Six Days, Seven Nights

I love this movie for so many reasons, from the fact that Robin's unfaithful fiancee is the one going "Aha!" like he caught her redhanded though she didn't stray to the fact that Quinn's age is never actually revealed. But this is my favorite bit from the movie, Harrison Ford commenting derisively on the magazine article title "Ten ways to light his fire."


"You know how a woman gets a man excited? She shows up. That's it. We're guys. We're easy."


I was 32 years old before I met a man who found me wildly attractive, could not have me and was not all mad at ME over that fact like it was somehow my fault. Not only was he not mad, he enjoyed my company and enjoyed finding me attractive even though the relationship would never be consumated.

This was shocking and lifechanging for me. Prior to that, I was used to men being really angry at me if they found me strongly attractive and could not have me, as if I had intentionally done something harmful to them by being a pretty girl and also not being so much of a bitch as to cancel out any feeling of attraction.

I've since known other men who simply enjoyed the fact that they found me attractive without hating on me for circumstances that kept us apart, but I remain disturbed that it took me until age 32 to learn that a man can find me extremely attractive and not be enraged by that fact if he can't have me.

I felt punished for much of my life for being both a nice person and pretty, things I was taught I should do simply to be baseline publicly presentable having nothing to do with trying to attract a man. I was taught you had to look a certain way just to be allowed out the front door and you also must have manners, full stop.

And then I was being treated like absolute shit by some men for meeting what I understood to be some minimum standard for leaving the house at all. Excuse me, what?

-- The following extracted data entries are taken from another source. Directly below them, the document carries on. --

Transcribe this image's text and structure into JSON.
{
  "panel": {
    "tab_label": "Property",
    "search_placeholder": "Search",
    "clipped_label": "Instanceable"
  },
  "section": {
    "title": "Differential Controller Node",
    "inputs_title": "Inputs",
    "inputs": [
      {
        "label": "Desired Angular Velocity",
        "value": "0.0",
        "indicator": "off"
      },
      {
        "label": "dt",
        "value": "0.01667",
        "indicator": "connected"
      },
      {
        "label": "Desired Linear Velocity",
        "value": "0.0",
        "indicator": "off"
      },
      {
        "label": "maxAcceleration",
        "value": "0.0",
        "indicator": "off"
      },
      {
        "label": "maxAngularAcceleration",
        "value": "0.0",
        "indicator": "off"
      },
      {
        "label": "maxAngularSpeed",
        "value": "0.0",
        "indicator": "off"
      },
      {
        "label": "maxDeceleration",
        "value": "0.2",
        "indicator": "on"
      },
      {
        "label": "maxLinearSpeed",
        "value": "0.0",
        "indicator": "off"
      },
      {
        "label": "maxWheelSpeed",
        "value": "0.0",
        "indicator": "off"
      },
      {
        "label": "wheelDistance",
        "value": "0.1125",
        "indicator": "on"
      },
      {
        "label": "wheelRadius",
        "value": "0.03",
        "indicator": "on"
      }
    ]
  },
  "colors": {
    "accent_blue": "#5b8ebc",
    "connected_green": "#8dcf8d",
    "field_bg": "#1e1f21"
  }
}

Some men seem to blame women for their erections and then hold individual women responsible for making them hard and this seems to lead to a conclusion of "Bitch, you owe me sexual gratification for the crime of being attractive and Ima hurt you if you don't deliver on that no matter the reason, even if the reason you are not satisfying me is that I am faithfully married and not willing to stray."

I ultimately adopted an attitude of "Your sexuality existed before you met me and will continue to exist if you exit my life. It's not somehow my fault you get hard." Even if you get more erections than usual because you like me, this is not justification for getting angry at me and taking your anger out on me.

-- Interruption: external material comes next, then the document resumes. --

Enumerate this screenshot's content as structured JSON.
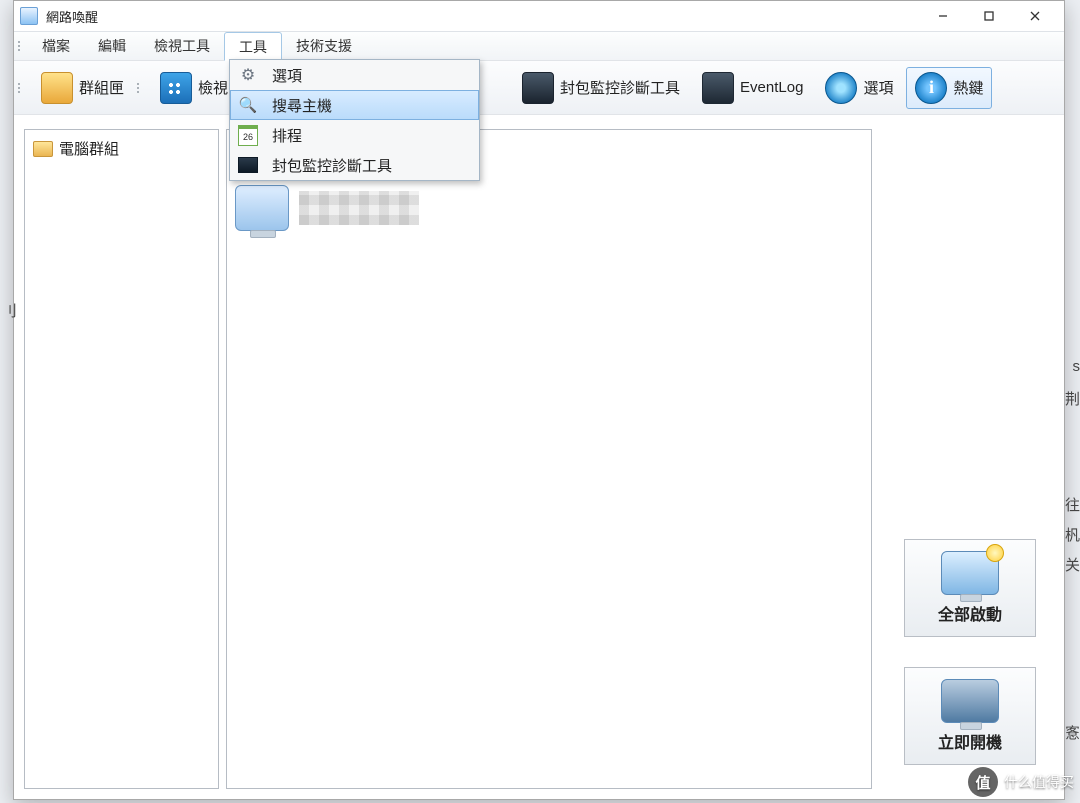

If it's actually a problem, such men could stop associating with me, but men who are hot and bothered by me and being abusive about it usually don't do that. Instead, they typically actively seek out more contact with me even if I am trying to avoid them.

And then they are ugly to me and somehow seem to feel that's acceptable behavior.

I don't find it acceptable at all. I think it's monstrous behavior and I wish they would please, kindly, go die in a fire.

There are a lot of ways sex can lead to trouble. Among other things, it can transmit disease, it can lead to an unwanted pregnancy and it can be an act of betrayal hurting someone else.

So it's hardly shocking that sex gets associated with a lot of negative things, like risk, shame and anger, and this sometimes goes weird places.

But it's absolutely not inevitable that individual men will conclude that women are somehow to blame for men having sexual urges and women somehow deserve to be hurt for it. That's called misogyny and it's abusive behavior.

It's also not inevitable for society to overall agree to treat women like second class citizens, hold women responsible for sexual morality in a way that men are not and so forth.

It's complicated to sort out how to do this dance in a way that's fair to all involved parties, but we can start by adopting the standard that women are not somehow "at fault" for men having erections. If you are over the age of thirteen, surely you have heard the expression morning wood by now?